The ALA’s top 10 most frequently challenged books of 2010

AKA, The Cynical-C books to read list:

1. And Tango Makes Three by Peter Parnell and Justin Richardson
Reasons: Homosexuality, religious viewpoint, unsuited to age group

2. The Absolutely True Diary of a Part-Time Indian by Sherman Alexie
Reasons: Offensive language, racism, sex education, sexually explicit, unsuited to age group, violence

3. Brave New World by Aldous Huxley
Reasons: Insensitivity, offensive language, racism, sexually explicit

4. Crank by Ellen Hopkins
Reasons: Drugs, offensive language, sexually explicit

5. The Hunger Games by Suzanne Collins
Reasons: Sexually explicit, unsuited to age group, violence

6. Lush by Natasha Friend
Reasons: Drugs, offensive language, sexually explicit, unsuited to age group

7. What My Mother Doesn’t Know by Sonya Sones
Reasons: Sexism, sexually explicit, unsuited to age group

8. Nickel and Dimed: On (Not) Getting By In America by Barbara Ehrenreich
Reasons: Drugs, inaccurate, offensive language, political viewpoint, religious viewpoint

9. Revolutionary Voices: A Multicultural Queer Youth Anthology edited by Amy Sonnie
Reasons: Homosexuality, sexually explicit

10. Twilight by Stephenie Meyer
Reasons: Religious viewpoint, violence


  1. Happy to say I’ve read 2), 3) and 8). The fact that “Nickel and Dimed” is challenged is particularly troubling, as the book is an outstanding testament to how the deck is stacked against the working poor in this country. Fascinating, funny, yet immensely sad and informative, “Nickel and Dimed” should be required reading in all schools, particularly institutions where the wealthy send their children. If nothing else, it might teach them how to tip decently.

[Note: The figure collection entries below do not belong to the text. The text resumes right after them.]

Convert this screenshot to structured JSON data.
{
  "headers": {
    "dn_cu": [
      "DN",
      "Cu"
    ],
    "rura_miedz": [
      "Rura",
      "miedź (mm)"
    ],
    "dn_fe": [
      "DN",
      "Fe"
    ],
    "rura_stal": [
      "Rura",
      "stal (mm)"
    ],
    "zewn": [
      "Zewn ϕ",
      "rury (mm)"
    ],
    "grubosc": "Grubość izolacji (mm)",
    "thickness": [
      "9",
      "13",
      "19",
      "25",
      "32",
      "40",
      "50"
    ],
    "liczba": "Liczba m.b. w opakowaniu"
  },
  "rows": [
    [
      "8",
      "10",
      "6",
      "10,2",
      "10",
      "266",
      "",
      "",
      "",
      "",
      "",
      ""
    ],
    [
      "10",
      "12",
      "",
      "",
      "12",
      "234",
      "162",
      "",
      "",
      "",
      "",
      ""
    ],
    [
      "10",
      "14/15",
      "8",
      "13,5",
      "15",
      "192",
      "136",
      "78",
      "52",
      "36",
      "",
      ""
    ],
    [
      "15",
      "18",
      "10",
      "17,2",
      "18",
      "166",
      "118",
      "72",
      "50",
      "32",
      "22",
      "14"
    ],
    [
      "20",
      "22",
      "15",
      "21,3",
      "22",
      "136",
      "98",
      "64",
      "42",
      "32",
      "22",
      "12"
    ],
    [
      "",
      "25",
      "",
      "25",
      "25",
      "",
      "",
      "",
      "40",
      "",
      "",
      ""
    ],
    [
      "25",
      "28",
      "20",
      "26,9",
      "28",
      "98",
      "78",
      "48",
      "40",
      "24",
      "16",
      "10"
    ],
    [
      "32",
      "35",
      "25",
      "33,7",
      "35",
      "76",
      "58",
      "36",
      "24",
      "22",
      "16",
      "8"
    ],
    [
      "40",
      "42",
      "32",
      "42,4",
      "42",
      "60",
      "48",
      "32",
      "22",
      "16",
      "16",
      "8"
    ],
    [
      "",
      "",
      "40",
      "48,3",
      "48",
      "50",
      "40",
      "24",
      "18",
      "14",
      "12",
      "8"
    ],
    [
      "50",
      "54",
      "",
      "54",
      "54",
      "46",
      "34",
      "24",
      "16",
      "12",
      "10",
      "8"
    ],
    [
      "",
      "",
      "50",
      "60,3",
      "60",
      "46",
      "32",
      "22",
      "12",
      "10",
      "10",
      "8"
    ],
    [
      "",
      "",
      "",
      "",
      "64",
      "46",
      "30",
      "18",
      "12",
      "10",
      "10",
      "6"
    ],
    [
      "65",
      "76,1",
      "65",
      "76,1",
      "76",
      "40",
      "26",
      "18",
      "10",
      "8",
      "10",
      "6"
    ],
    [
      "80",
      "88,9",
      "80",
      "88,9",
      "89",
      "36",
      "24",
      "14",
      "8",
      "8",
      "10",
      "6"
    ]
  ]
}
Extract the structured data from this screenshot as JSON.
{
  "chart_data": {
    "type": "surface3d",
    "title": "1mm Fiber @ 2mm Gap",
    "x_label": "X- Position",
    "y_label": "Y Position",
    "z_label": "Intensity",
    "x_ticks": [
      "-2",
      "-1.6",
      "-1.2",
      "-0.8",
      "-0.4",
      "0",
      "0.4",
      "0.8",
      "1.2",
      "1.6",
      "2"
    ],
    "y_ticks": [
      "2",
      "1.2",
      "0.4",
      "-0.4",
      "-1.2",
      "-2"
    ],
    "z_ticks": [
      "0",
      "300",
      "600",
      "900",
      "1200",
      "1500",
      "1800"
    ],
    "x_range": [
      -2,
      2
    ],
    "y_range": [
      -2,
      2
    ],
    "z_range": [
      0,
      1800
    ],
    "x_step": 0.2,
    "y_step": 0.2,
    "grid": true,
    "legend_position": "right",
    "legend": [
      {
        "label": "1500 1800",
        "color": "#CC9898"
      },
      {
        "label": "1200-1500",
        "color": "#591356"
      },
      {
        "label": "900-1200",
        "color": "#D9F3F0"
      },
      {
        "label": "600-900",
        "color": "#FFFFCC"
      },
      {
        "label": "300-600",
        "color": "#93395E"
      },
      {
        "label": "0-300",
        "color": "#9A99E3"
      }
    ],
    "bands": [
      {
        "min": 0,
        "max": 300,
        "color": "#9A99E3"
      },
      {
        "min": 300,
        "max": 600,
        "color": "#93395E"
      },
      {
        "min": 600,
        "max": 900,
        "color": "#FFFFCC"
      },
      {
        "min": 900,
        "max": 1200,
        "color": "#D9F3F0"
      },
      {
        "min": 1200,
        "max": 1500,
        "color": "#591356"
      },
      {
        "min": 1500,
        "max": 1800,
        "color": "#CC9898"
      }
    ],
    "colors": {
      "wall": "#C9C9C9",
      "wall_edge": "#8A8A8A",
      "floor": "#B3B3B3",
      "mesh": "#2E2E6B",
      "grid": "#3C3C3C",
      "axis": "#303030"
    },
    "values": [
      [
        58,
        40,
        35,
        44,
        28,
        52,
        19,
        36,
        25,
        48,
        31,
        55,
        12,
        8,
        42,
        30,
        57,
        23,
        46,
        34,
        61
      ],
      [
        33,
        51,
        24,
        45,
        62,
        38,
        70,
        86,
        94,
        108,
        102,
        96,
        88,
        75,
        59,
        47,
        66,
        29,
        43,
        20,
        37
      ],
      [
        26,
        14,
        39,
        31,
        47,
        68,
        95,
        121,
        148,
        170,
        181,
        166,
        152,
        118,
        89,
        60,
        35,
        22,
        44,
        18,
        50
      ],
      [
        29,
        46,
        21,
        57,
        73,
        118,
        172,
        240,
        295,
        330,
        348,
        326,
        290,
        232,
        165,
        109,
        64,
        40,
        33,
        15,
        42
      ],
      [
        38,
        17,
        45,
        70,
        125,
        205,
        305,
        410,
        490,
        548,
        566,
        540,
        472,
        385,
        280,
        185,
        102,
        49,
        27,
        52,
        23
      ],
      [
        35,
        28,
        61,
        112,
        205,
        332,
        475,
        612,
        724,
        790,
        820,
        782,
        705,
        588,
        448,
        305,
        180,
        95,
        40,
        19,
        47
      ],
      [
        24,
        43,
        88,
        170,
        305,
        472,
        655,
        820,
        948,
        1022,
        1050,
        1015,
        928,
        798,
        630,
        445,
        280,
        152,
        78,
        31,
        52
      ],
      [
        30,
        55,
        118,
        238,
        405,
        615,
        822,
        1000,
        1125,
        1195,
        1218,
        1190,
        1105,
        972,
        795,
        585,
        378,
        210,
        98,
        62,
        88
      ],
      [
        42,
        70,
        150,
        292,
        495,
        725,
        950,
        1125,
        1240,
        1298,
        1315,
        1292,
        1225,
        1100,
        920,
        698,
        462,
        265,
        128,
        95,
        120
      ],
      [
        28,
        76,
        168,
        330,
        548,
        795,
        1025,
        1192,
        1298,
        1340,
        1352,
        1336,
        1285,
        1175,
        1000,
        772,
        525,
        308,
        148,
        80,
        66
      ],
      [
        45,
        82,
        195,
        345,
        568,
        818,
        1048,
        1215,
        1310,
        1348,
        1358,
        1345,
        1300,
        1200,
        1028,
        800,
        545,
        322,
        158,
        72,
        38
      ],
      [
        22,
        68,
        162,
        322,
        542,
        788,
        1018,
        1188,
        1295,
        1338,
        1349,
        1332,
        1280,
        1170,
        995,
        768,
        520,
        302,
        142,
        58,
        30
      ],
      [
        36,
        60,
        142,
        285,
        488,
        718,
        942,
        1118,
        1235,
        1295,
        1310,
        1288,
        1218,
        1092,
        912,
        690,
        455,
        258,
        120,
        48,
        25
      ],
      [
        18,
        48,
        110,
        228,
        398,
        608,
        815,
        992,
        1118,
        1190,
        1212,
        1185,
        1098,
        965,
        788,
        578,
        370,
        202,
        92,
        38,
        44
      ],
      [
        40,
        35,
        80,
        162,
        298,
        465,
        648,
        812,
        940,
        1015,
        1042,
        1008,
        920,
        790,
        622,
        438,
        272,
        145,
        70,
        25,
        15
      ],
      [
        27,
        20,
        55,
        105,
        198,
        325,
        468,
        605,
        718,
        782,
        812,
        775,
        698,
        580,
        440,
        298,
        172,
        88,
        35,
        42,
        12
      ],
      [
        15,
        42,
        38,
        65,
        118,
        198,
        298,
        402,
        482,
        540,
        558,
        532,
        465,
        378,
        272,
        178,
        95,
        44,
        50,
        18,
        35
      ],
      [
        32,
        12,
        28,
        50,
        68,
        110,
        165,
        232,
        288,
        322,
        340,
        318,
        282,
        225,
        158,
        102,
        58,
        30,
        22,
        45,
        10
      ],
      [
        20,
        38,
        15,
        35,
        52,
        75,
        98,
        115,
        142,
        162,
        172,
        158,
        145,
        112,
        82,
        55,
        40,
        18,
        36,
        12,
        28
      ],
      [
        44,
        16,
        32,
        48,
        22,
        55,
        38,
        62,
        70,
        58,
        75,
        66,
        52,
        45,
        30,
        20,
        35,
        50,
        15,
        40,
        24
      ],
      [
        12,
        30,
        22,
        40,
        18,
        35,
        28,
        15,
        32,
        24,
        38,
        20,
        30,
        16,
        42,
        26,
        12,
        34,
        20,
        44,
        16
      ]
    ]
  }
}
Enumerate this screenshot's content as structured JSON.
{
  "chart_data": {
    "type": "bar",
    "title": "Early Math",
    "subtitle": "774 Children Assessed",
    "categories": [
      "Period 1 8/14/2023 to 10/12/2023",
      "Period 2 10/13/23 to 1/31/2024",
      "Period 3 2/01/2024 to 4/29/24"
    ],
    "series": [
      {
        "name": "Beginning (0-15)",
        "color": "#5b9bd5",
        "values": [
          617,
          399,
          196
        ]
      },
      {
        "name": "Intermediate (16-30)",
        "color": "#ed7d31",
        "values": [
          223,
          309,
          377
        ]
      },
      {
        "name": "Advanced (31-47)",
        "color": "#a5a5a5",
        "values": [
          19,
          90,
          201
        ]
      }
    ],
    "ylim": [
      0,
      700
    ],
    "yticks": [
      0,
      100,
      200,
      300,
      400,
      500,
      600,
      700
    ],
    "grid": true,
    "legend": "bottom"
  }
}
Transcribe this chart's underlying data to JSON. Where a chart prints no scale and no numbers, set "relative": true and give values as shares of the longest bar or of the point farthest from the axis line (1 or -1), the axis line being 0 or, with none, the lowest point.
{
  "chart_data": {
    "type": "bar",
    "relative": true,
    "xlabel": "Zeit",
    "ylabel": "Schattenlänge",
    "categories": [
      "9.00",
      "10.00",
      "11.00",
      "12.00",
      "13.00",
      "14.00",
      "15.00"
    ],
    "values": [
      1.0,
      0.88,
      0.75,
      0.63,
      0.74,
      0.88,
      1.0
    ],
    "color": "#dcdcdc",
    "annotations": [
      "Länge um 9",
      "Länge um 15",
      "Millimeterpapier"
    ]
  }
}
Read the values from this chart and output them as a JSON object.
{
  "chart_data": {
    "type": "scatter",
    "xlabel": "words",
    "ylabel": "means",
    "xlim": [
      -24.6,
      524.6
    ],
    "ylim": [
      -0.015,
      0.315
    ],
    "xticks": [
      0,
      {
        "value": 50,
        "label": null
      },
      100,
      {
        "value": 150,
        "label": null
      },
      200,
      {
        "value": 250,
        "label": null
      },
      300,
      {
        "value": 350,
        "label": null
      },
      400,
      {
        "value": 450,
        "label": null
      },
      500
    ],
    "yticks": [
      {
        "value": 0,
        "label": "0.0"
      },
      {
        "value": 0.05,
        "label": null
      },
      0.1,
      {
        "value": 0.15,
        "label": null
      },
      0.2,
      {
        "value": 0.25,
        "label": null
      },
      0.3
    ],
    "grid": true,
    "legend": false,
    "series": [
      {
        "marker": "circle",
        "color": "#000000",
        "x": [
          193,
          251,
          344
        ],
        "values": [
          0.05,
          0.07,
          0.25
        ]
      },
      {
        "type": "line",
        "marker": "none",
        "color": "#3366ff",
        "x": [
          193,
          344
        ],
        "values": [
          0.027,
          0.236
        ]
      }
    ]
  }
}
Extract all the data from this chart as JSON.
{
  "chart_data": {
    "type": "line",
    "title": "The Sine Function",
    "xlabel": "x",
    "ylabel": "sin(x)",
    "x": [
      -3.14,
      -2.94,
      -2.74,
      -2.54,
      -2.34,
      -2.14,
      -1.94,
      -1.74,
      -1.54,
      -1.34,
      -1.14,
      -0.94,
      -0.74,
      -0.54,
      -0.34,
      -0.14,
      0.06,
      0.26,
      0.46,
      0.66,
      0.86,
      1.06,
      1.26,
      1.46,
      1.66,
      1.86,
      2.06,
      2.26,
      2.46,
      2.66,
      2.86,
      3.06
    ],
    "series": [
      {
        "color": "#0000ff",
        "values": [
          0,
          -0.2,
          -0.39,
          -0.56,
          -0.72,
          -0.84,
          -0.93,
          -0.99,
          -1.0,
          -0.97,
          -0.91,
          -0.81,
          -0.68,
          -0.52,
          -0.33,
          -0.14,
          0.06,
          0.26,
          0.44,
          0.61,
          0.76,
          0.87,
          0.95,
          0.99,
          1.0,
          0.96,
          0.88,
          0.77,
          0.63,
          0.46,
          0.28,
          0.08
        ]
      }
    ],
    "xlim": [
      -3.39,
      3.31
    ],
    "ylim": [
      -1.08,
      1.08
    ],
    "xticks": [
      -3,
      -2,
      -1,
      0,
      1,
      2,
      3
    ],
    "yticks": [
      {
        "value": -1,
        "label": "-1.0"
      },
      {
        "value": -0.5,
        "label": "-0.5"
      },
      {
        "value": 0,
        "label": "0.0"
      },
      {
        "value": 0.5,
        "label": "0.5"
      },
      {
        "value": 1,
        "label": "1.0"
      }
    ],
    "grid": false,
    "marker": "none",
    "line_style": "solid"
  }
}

    1. Absolutely. Nickled an Dimed should be required reading in schools. If you can read it and not realize how fucked our country is, you are the living incarnation of Ayn Rand.

  2. Nope – can’t have folks reading about the dangers of a distopian state (Brave New World), how (as @Erich Shrempp states) the economic deck is stacked against anybody who is not rich (Nickel and Dimed), or the supernatural (Twilight) that does not involve one particular long-haired zombie in a loin cloth with holes in his hands and feet…. nosirreebob!

  3. #10 should be banned for many reasons; horrible writing, setting unrealistic expectations for teen girls viz. boyfriends, more horrible writing, making Robert whathisface famous, etc.

    1. Well apparently people have issues with it due to the religious viewpoint and violent content. Hmm, I can think of another book that meets those criteria…

      1. I have issues with the religious viewpoint and violent content in the Bible. We should get it banned for being harmful to children

  4. Brave New World has been upsetting readers since 1932.

    80. Effing. Years. Almost.

    Fine, fine writing if it still has that much emotional power over many decades of social change.

    Required reading for my kids.

  5. I’m not clear on why Alexie’s book is number two. A far as I can tell, it was only challenged in one school district. Was it because nearly every parent in the school district voted to remove the book from the school curriculum, and they’re counting each parent as a single challenge?

    Maybe the ALA should be more open with their methodology.

  6. My 3.5 year old son picked #1 out at the library because, well, penguins are cute. He was, as I anticipated, completely fine with it. Why wouldn’t two boy penguins, who spend all their time together and can’t have a baby get to raise one when they’ve shown they want to.

    Of course, he also got The Hen who Crowed. Meaning that he’s already gotten the G and T out of GLBT. I know there’s a book about two mommies…I hesitate to imagine what a toddler book about bisexuals would look like…

    1. Children do not get the credit they deserve. They are so open to accepting the way the world actually works. Gay people have been living together since the beginning, and it should not be a big deal. An un-tainted child will accept this with no problem. I think kids may actually have a better sense of logic than many adults do.

  7. Here in Seattle, a high school dropped Brave New World from the curriculum after a Native American parent objected to the portrayal of “savages” in the novel, claiming it was racist. I highly doubt said parent actually read the book.